Methods: Untreated patients with newly diagnosed esophageal varices underwent a standardized educational session after which their preferences for treatment were evaluated using an Adaptive Conjoint Analysis (ACA) task. Patients with contraindications to either treatment were excluded. Attributes were based on randomized controlled trial data and included: route of administration, risk of fatigue, sexual dysfunction, dysphagia, shortness of breath and/or hypotension, procedure-related bleeding and perforation. All attributes were presented using lay terminology and risk communication was facilitated using natural frequencies and pictographs. Preference data are presented in terms of shares of preference where strength of preference for both options sum to 100. Subjects were telephoned one month after performing the ACA task to determine which treatment they received.

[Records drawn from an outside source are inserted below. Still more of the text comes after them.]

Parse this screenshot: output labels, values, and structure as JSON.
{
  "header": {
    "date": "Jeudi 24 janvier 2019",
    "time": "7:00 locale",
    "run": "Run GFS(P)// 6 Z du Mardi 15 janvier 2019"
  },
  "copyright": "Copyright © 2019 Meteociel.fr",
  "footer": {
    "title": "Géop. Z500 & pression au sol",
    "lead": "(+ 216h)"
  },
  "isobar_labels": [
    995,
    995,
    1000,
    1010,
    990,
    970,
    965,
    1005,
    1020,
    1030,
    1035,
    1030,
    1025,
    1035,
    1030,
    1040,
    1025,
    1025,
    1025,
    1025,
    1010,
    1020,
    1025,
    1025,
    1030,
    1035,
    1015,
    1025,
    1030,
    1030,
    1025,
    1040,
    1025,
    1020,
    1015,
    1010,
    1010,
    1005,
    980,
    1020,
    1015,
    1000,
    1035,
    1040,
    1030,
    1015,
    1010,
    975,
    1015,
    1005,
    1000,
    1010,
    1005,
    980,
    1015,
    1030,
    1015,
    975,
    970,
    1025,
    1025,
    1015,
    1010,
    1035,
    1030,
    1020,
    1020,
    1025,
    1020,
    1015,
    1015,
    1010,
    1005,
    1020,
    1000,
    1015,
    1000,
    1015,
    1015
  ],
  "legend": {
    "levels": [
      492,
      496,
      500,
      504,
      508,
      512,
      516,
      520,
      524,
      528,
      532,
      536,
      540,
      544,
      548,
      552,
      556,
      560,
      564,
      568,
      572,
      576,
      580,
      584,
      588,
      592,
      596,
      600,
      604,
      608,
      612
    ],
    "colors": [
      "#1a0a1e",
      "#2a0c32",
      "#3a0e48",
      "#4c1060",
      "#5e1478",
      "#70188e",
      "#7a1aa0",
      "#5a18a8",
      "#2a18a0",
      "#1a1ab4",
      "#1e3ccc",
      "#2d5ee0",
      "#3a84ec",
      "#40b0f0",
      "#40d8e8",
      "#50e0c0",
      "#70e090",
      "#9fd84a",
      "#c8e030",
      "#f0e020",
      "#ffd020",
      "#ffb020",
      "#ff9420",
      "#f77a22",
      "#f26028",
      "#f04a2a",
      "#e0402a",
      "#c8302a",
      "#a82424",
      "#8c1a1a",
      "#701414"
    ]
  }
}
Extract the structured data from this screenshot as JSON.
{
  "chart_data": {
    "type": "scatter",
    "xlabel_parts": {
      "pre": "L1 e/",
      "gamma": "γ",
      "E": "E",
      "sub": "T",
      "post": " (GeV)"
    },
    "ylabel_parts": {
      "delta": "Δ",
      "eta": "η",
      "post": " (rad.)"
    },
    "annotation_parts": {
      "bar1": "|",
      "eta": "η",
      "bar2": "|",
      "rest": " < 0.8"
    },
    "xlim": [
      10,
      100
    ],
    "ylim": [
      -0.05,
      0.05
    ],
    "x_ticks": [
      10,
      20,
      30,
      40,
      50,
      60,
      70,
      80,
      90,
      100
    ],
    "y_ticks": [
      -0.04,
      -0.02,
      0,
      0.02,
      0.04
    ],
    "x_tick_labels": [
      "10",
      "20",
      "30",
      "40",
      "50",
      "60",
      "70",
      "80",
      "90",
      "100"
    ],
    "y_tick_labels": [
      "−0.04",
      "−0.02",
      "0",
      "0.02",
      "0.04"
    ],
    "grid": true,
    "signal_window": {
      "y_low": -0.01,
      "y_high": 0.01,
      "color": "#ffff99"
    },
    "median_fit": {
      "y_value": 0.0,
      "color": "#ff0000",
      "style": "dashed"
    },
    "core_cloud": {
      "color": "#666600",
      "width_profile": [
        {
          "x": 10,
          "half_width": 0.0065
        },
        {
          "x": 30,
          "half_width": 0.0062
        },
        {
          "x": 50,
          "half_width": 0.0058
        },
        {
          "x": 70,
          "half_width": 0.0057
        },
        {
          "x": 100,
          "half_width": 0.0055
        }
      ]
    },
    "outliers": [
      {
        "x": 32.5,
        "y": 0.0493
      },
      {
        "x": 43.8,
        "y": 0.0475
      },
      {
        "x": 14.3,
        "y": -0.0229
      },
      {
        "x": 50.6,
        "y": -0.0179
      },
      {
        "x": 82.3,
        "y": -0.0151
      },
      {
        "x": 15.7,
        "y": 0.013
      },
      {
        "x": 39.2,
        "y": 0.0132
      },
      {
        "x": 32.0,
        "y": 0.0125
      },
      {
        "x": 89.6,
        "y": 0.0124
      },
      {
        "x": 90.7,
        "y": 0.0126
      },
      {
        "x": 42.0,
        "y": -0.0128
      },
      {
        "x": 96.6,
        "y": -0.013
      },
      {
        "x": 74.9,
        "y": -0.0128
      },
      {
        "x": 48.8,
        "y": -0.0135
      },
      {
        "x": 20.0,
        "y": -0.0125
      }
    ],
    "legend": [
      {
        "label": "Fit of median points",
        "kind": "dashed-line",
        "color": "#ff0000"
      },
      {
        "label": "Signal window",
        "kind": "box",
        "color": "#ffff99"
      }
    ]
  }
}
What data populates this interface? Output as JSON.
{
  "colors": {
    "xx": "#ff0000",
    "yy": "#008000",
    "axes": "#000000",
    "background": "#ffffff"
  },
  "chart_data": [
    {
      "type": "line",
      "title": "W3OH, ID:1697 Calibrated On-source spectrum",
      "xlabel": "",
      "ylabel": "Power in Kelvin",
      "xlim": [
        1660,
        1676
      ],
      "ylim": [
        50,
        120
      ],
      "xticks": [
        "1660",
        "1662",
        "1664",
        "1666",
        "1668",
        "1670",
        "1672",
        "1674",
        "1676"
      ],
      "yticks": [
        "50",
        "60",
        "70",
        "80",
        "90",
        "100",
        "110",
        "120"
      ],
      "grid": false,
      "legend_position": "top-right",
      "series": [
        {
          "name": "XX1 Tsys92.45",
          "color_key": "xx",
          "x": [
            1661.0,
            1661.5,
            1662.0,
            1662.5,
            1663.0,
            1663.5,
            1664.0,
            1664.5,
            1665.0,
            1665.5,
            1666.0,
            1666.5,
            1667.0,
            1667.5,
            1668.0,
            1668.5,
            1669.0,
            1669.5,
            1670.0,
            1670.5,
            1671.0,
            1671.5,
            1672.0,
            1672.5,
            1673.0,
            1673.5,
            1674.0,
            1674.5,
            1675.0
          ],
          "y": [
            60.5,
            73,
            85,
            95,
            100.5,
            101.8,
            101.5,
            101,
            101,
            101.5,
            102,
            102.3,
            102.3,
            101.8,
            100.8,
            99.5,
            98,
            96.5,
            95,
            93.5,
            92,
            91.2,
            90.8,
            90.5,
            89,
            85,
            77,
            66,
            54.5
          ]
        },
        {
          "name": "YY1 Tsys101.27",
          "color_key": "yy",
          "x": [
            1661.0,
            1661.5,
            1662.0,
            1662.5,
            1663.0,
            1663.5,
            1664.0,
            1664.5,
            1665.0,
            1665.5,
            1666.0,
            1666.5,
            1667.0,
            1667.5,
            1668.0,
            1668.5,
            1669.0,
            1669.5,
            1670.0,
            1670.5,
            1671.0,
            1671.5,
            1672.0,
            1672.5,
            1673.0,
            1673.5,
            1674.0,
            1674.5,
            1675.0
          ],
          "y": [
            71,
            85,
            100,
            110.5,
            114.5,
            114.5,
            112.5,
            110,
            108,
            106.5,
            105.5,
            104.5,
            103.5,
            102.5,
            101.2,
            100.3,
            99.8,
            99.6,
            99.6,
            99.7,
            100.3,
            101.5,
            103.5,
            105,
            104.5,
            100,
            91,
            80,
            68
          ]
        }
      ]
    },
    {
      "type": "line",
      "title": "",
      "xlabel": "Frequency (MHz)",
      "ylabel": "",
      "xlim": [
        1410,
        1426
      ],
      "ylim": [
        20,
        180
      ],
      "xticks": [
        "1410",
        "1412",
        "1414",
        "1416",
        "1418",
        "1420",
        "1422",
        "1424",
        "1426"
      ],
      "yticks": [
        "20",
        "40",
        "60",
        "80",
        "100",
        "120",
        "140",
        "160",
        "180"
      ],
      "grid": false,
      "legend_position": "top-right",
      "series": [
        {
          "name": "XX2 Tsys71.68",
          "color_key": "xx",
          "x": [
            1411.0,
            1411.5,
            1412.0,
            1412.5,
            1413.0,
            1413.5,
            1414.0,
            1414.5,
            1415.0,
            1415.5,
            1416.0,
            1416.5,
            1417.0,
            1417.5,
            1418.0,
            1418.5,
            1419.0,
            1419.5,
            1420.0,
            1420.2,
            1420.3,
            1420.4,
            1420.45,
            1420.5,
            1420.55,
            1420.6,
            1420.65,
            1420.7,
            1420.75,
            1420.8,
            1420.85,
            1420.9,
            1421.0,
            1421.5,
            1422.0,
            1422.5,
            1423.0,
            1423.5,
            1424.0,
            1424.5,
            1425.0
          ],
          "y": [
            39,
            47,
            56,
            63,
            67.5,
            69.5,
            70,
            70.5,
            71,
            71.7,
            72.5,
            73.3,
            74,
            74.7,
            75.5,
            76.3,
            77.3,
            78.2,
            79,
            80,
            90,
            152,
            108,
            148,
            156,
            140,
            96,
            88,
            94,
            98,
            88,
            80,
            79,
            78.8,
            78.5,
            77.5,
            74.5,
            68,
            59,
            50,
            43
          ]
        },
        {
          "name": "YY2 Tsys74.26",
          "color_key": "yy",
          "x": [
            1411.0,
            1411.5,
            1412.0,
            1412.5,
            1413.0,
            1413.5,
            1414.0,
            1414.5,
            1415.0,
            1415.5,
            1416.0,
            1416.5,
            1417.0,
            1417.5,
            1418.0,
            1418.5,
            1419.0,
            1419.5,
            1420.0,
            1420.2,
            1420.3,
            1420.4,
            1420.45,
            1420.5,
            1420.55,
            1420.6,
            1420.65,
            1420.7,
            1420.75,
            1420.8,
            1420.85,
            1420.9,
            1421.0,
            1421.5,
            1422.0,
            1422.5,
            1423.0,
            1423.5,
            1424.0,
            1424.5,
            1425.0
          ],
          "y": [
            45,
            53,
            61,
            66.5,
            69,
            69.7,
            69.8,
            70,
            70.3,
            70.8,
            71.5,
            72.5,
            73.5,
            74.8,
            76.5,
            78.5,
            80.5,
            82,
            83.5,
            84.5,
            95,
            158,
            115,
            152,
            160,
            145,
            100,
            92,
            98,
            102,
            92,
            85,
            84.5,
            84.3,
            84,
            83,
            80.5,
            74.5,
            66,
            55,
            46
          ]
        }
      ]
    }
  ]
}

Results: 49 subjects have been enrolled to date; 78% male, mean age = 54 (range 24-76); 52% college educated; 94% Caucasian; mean desire for information = 18 (maximum = 20); 84% preferred an active or collaborative role in decision-making. The risk of shortness of breath and/or hypotension was most important to patients whereas the risk of dysphagia and perforation were least important. 92% of participants felt that the ACA task correctly predicted the relative importance they attached to each attribute. Overall, respondents preferred EVL over beta-blockers (61% versus 39%). In bivariate analyses, older patients (p=0.007) as well as those generally preferring medications over procedures were more likely to prefer beta–blockers (p=0.0003). In contrast, having a college education (p=0.03) and higher annual income (p=0.007) were positively associated with preference for EVL. In a linear regression model only age and preference for medication over procedures remained significantly associated with treatment preference. Despite stronger preferences for EVL, almost all subjects (N = 44) were prescribed beta-blockers.
Conclusion: Although patient preferences for prophylaxis of variceal bleed are variable, many patients prefer EVL over beta-blockers, and many do not receive treatment concordant with their values. Given patients' desire for an active role in shared decision-making, both EVL and beta-blockers should be discussed with patients requiring primary prophylaxis.